Quarterback Tom Brady’s biggest weakness was exposed in the New England Patriots’ 20-18 loss to the Denver Broncos two weeks ago. While Brady is known for his clutch performance, he plays poorly when he gets hit frequently. It forces him to get rid of the ball more hastily and limits his ability to see the whole field.
You’ll find proof in his stats:
For the year, he completed 64% of his passes, 36 for touchdowns against only seven interceptions.
Against Denver in the 2015 season finale, he completed just 48% of his attempts with two interceptions and just one touchdown. The reason: the Denver defense hit him 23 times, 10 more than his previous season high.
Brady’s experience illustrates a common tension in business: speed vs. quality. Just as the faster Brady has to throw, the worse those throws tend to be, the faster a company can execute, the greater the likelihood that the product or service being rushed will suffer. The slower, more deliberate the execution, the higher the quality tends to be, though with the risk that a company may be late to market.
For most of the industrial age, this tension leaned toward quality. In the manufacturing of complex machines, even small failures can result in disaster. It’s why we don’t want Boeing to take shortcuts en route to delivering its airplanes.
In a post-industrial world, though, this line has shifted toward speed. Software and virtual services tend to be more forgiving of errors because they usually won’t kill or injure, and because fixing them doesn’t require retooling an assembly line. Deploy enough software engineers, designers, architects, and coders, and companies can fix these issues on the fly.
Releasing products and services while they’re still in their testing phase is called beta culture. (Beta, in the software world, describes a product development phase in which the application is feature complete and somewhat stable, but still retains errors, otherwise known as “bugs,” that require isolating and fixing.)
The tech companies that have oriented themselves to a beta culture have changed many aspects of their production, distribution and marketing. Software development teams run in agile mode with 2-4 week “sprints” to push out new features, as opposed to months-long cycles and more ambitious deliverables. Betas often are shipped to a limited number of users who are selected for their willingness to report bugs. Marketers may include the word “beta” in a logo to signal to the user that the software in question isn’t fully baked.
Chrome: just one example of Google’s beta products.

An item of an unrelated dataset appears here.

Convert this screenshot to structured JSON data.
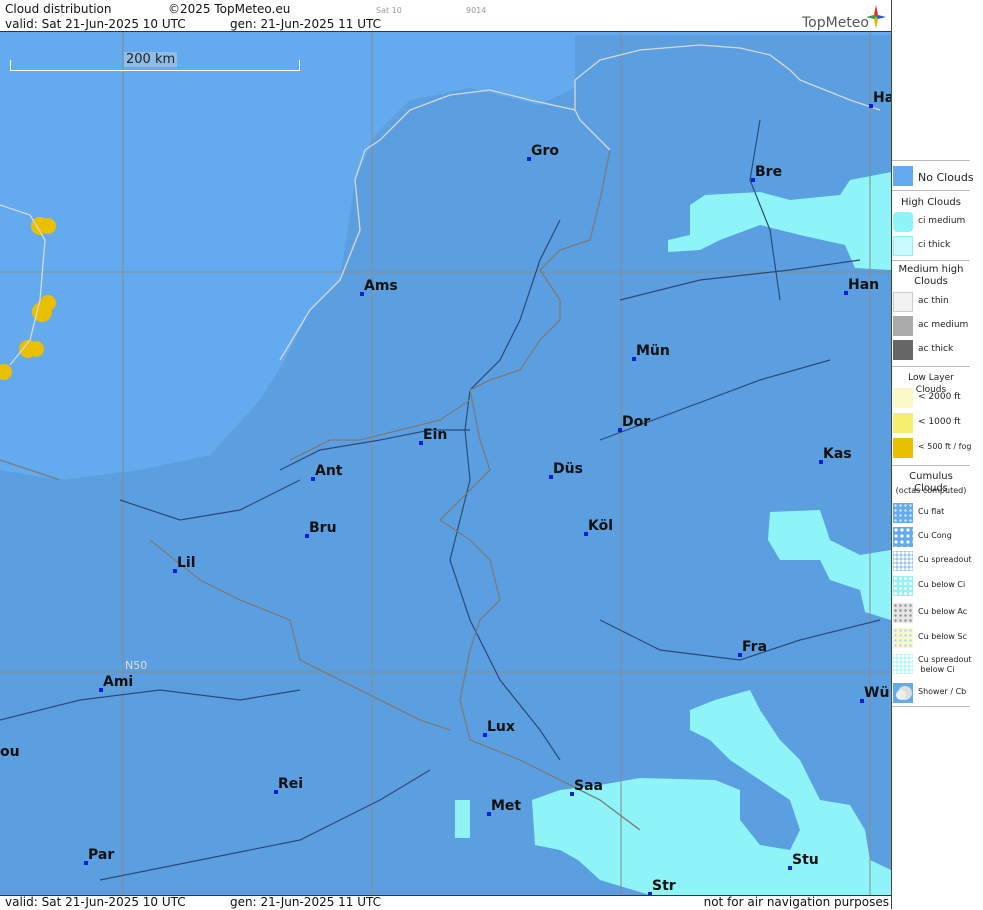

I mention all this because beta culture is exactly how investors should be thinking about Amazon, which has proven that the concept also has a place in redefining a business model.
You’ll find a few critical posts in this blog regarding Amazon. The company tends to be more opaque to outsiders. Its investments seem willy-nilly. If we look at its culture through a beta lens, though, it starts to make more sense.
Amazon competes in three massive markets: e-commerce/retail, IT infrastructure via its Amazon Web Services unit, or AWS for short, and entertainment via Amazon Prime. It does not enjoy the near monopolistic powers we associate with Google in search and Facebook in social media.
Amazon is well aware of the disruption it has imposed its markets and that the long arc of corporate evolution means that there is a very good chance that somewhere, someone is scheming The Next Big Thing to usurp it.
How does Amazon make sure it is well positioned to neutralize these threats? By applying beta culture to its business model and releasing what may at first seem like wacky products and services before its competition can. Consider the following:
Amazon Dash (wifi-enabled buttons that allow consumers to buy individual products).
Amazon Echo, a device that plays music, interacts with other connected devices, and includes a digital assistant.
Each of these innovations is designed to increase consumption of Amazon’s products and services by removing some friction from the process. None are revolutionary in the way that Amazon.com was when it first burst on the scene, but together they show a remarkable commitment to playing offense.
Put another way, can you imagine Walmart investing this way? I can’t, either.
Of course, this doesn’t come cheaply. From 2012-2014, Amazon’s spending on technology and content increased by an average of 48% per year, more than any other operating expense. Amazon notoriously runs at virtual breakeven as a result of plowing every dollar back into the business, which has investors wondering when Amazon will harvest the fruits of these occasionally crazy ideas.
The answer is impossible to predict unless you’re Jeff Bezos. Still, there is a method to Amazon’s madness. It starts with a hearty embrace of beta culture.